Most prominent is reactor.callLater.
...which I'm not actually using, it was just a small-as-possible way I could simulate the failure mode (rather than the specific failure) I need to protect against.
Ah.
Actually, what appears to work is simply changing `loop` to not be an async fuction:
def loop(): try: doStuff() except Exception,e: log.err(None,'Unhandled scheduled exception')
looper = task.LoopingCall(loop) looper.start(1.0) reactor.run()

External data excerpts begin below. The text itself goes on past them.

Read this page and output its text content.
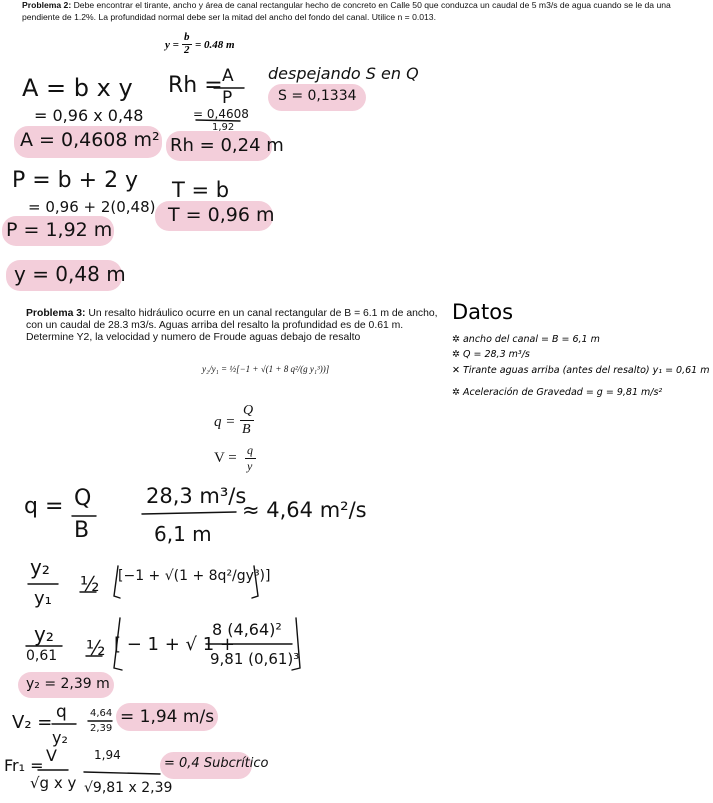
Problema 2: Debe encontrar el tirante, ancho y área de canal rectangular hecho de concreto en Calle 50 que conduzca un caudal de 5 m3/s de agua cuando se le da una pendiente de 1.2%. La profundidad normal debe ser la mitad del ancho del fondo del canal. Utilice n = 0.013.
y =
b
2 = 0.48 m
A = b x y
= 0,96 x 0,48
A = 0,4608 m²
Rh = A
P
= 0,4608
1,92
Rh = 0,24 m
despejando S en Q
S = 0,1334
P = b + 2 y
= 0,96 + 2(0,48)
P = 1,92 m
T = b
T = 0,96 m
y = 0,48 m
Problema 3: Un resalto hidráulico ocurre en un canal rectangular de B = 6.1 m de ancho, con un caudal de 28.3 m3/s. Aguas arriba del resalto la profundidad es de 0.61 m. Determine Y2, la velocidad y numero de Froude aguas debajo de resalto
y₂/y₁ = ½[−1 + √(1 + 8 q²/(g y₁³))]
q =
Q
B
V = q
y
Datos
✲ ancho del canal = B = 6,1 m
✲ Q = 28,3 m³/s
✕ Tirante aguas arriba (antes del resalto) y₁ = 0,61 m
✲ Aceleración de Gravedad = g = 9,81 m/s²
q = Q
B
28,3 m³/s
6,1 m
≈ 4,64 m²/s
y₂
y₁
½ [−1 + √(1 + 8q²/gy³)]
y₂
0,61 ½ [ − 1 + √ 1 +
8 (4,64)²
9,81 (0,61)³
y₂ = 2,39 m
V₂ = q
y₂
4,64
2,39
= 1,94 m/s
Fr₁ =
V
√g x y
1,94
√9,81 x 2,39
= 0,4 Subcrítico
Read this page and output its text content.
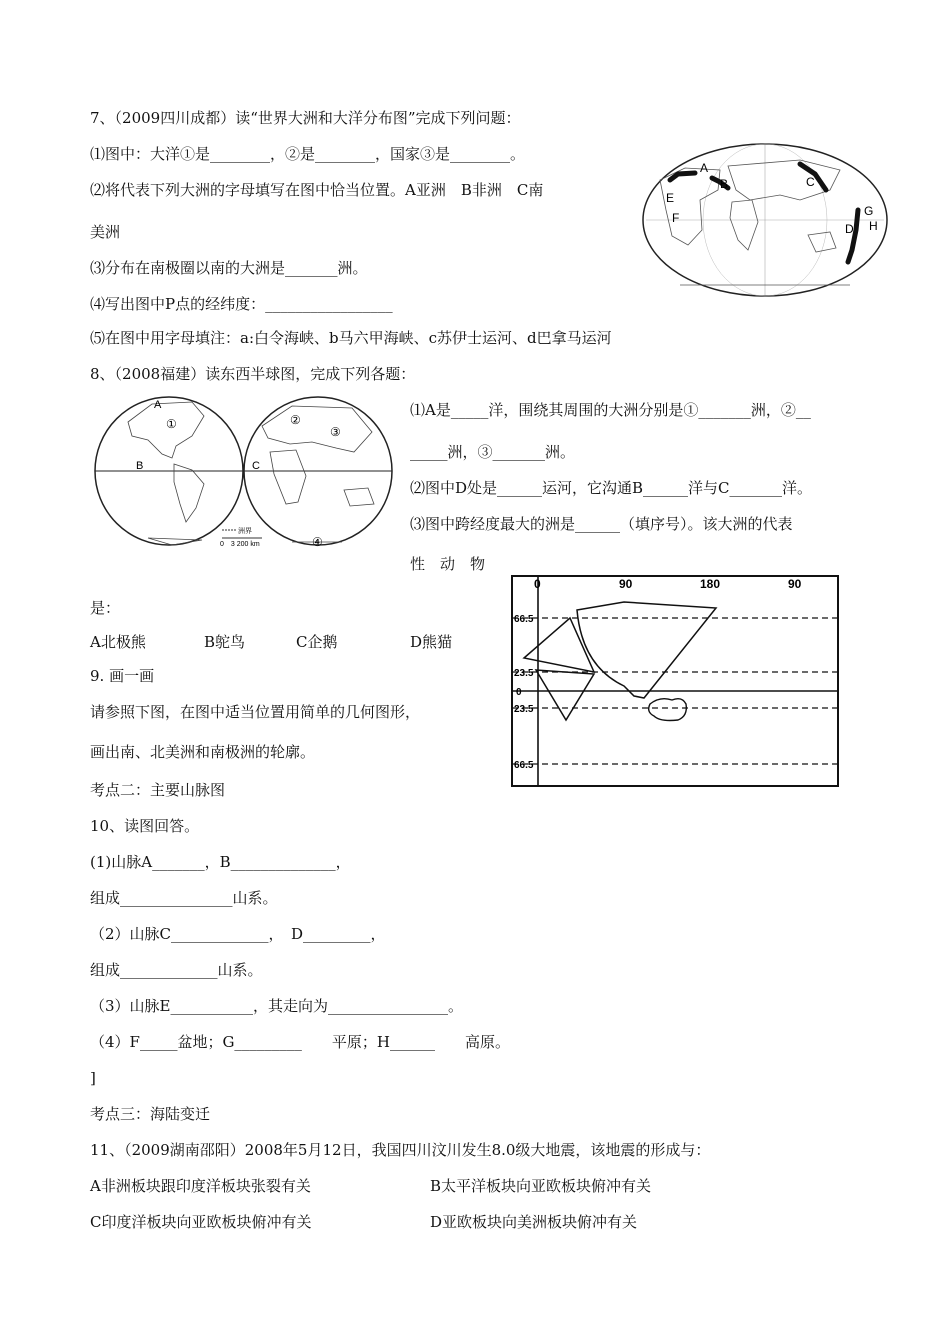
7、（2009四川成都）读“世界大洲和大洋分布图”完成下列问题：
⑴图中：大洋①是________，②是________，国家③是________。
⑵将代表下列大洲的字母填写在图中恰当位置。A亚洲　B非洲　C南
美洲
⑶分布在南极圈以南的大洲是_______洲。
⑷写出图中P点的经纬度：_________________
⑸在图中用字母填注：a:白令海峡、b马六甲海峡、c苏伊士运河、d巴拿马运河
A
B	C
E
F	G
H
D
8、（2008福建）读东西半球图，完成下列各题：
A
①	②
③
④
B	C
洲界
0　3 200 km
⑴A是_____洋，围绕其周围的大洲分别是①_______洲，②__
_____洲，③_______洲。
⑵图中D处是______运河，它沟通B______洋与C_______洋。
⑶图中跨经度最大的洲是______（填序号）。该大洲的代表
性　动　物
是：
A北极熊	B鸵鸟	C企鹅	D熊猫
9. 画一画
请参照下图，在图中适当位置用简单的几何图形，
画出南、北美洲和南极洲的轮廓。
0	90	180	90
66.5
23.5
0
23.5
66.5
考点二：主要山脉图
10、读图回答。
(1)山脉A_______，B______________，
组成_______________山系。
（2）山脉C_____________，　D_________，
组成_____________山系。
（3）山脉E___________，其走向为________________。
（4）F_____盆地；G_________　　平原；H______　　高原。
]
考点三：海陆变迁
11、（2009湖南邵阳）2008年5月12日，我国四川汶川发生8.0级大地震，该地震的形成与：
A非洲板块跟印度洋板块张裂有关	B太平洋板块向亚欧板块俯冲有关
C印度洋板块向亚欧板块俯冲有关	D亚欧板块向美洲板块俯冲有关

This appears to solve most of the problems: - the schedule now keeps running regardless - exceptions in doStuff and below get logged
However, it now has the problem that if doStuff *does* return a deferred and it errbacks, the I get the ugly:
Well, you could do this, which is more Twist-y, and Glyph suggested: def loop(): d = defer.maybeDeferred(doStuff, *args) d.addErrback(log.err) This will call doStuff, converting return/exception into callback/errback, or if the call returns a deferred itself, just return that. FWIW, you say "if doStuff does return a deferred"; I presume you don't really have a single call returning both normal and deferred values, and it's actually several different function calls to different pieces of work.
Is there any way I can get both errbacks *and* exceptions handled nicely in my `loop` call?
I think you want maybeDeferred, as above.